In our series, two patients died because of severe sepsis and multi-organ failure. These findings are consistent with previous reports, where sepsis is identified as the leading cause of mortality in pylephlebitis [7,17].

4.6. The Study Limitations

This study has several limitations that need to be acknowledged. Firstly, the retrospective design spanning over two decades inevitably led to missing and incomplete data, heterogeneity in diagnostic approaches, including the use of computed tomography versus abdominal ultrasonography, and incomplete microbiological confirmation (all isolates were from blood cultures, and none from direct cultures from thrombotic material or intra-abdominal collections). Another consequence of the retrospective design is the absence of systematic follow-up information, which prevents assessment of long-term outcomes and late complications.

Secondly, pylephlebitis remains a rare condition, with only a limited number of cases reported in the literature, and our series of 15 patients is still too small to allow for robust statistical analysis or generalisable conclusions.

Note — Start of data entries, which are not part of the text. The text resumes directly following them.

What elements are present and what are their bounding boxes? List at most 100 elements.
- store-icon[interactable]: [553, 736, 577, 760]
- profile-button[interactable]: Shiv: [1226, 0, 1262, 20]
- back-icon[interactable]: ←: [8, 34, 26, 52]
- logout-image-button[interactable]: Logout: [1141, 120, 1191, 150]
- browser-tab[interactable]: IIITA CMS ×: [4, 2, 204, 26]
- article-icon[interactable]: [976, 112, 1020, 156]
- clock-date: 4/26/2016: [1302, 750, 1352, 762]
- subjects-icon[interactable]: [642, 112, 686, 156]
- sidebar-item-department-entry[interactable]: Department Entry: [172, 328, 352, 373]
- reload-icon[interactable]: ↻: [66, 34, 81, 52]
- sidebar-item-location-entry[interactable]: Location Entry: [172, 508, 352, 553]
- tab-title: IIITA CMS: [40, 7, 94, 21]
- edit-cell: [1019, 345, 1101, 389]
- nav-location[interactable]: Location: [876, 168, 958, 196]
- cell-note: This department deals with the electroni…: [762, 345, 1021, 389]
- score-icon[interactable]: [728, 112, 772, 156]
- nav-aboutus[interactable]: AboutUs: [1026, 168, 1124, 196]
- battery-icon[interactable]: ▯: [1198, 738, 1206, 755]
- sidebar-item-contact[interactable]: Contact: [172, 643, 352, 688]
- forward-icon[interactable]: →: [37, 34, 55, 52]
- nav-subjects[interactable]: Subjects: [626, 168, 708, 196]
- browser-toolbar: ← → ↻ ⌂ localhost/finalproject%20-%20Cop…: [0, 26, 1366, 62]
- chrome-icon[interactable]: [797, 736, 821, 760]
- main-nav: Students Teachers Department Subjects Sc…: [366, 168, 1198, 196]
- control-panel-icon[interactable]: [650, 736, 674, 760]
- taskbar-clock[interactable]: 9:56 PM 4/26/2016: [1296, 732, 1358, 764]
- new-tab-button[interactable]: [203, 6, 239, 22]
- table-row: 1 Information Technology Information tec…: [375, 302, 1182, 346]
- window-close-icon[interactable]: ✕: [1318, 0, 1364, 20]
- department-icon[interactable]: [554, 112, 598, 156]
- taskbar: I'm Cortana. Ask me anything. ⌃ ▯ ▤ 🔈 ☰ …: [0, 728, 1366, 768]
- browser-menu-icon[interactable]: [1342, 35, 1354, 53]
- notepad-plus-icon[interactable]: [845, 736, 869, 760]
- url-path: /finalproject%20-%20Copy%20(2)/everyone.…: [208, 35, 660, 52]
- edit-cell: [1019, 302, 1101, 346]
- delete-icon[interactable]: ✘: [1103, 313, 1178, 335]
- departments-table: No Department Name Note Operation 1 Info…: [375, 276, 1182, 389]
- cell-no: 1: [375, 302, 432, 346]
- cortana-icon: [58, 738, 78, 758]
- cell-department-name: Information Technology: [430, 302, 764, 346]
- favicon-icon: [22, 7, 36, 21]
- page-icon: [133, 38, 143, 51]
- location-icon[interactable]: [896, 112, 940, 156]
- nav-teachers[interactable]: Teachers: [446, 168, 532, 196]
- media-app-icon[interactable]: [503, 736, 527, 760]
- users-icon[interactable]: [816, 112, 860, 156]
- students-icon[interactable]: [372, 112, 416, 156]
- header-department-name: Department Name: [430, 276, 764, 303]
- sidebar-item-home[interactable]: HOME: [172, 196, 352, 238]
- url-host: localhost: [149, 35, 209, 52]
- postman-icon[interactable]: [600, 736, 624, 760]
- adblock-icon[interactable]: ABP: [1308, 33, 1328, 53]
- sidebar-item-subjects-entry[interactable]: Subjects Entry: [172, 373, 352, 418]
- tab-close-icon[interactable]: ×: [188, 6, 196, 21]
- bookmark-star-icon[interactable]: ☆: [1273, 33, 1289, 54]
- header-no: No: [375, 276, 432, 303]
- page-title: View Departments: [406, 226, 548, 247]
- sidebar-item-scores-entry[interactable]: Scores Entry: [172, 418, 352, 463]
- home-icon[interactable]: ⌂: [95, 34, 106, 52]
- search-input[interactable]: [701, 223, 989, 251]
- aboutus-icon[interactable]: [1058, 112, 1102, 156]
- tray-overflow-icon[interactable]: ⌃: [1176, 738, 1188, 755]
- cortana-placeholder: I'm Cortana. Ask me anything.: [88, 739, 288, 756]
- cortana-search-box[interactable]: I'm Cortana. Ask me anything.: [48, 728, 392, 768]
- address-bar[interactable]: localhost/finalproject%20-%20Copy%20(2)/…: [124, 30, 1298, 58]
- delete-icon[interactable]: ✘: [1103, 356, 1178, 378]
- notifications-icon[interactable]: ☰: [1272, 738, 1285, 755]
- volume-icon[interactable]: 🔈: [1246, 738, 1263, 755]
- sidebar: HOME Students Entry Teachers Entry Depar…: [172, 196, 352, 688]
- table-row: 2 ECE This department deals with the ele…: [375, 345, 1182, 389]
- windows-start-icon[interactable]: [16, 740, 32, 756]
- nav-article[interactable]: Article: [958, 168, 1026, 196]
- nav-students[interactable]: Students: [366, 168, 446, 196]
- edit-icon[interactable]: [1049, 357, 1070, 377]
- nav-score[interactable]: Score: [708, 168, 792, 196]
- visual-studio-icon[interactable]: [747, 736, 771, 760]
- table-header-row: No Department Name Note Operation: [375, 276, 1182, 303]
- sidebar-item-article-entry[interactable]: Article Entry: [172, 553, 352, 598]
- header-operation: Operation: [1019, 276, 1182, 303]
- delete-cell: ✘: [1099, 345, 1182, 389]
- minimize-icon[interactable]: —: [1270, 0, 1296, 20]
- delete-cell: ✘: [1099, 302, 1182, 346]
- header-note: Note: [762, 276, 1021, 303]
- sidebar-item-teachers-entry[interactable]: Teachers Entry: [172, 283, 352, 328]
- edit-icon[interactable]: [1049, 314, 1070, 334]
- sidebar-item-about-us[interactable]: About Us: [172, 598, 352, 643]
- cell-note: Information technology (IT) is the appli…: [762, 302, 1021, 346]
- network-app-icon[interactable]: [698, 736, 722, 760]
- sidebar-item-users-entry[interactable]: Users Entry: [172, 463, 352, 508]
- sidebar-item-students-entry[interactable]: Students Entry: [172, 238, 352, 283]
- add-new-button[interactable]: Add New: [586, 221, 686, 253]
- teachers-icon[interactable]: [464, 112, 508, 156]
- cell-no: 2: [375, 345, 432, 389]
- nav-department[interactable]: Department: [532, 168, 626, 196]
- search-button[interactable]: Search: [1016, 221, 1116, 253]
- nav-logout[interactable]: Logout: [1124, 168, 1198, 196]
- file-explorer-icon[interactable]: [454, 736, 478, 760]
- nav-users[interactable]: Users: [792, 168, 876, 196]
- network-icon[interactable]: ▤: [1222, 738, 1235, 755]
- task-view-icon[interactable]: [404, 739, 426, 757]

Finally, the lack of consensus in the literature and the absence of standardised guidelines on the management of pylephlebitis—especially regarding the role and duration of anticoagulation, the optimal antibiotic regimens and their duration, and the role and optimal timing for repeat imaging—limit our ability to compare our results with other published series and emphasise the need for future multicentre, prospective studies to address these issues.

5. Conclusions

Pylephlebitis is a rare complication of intra-abdominal infections. Maintaining a high level of suspicion can prevent unfavourable outcomes. Computed tomography is highly recommended when an intra-abdominal infection is suspected. Moreover, blood culture results may improve antibiotic management, enable de-escalation, and help prevent the emergence of resistance and adverse reactions. Broad-spectrum antibiotics targeting Gram-negative bacteria and anaerobes should be initiated before blood culture results are available. Anticoagulation therapy may improve outcomes and prevent severe progression and long-term sequelae.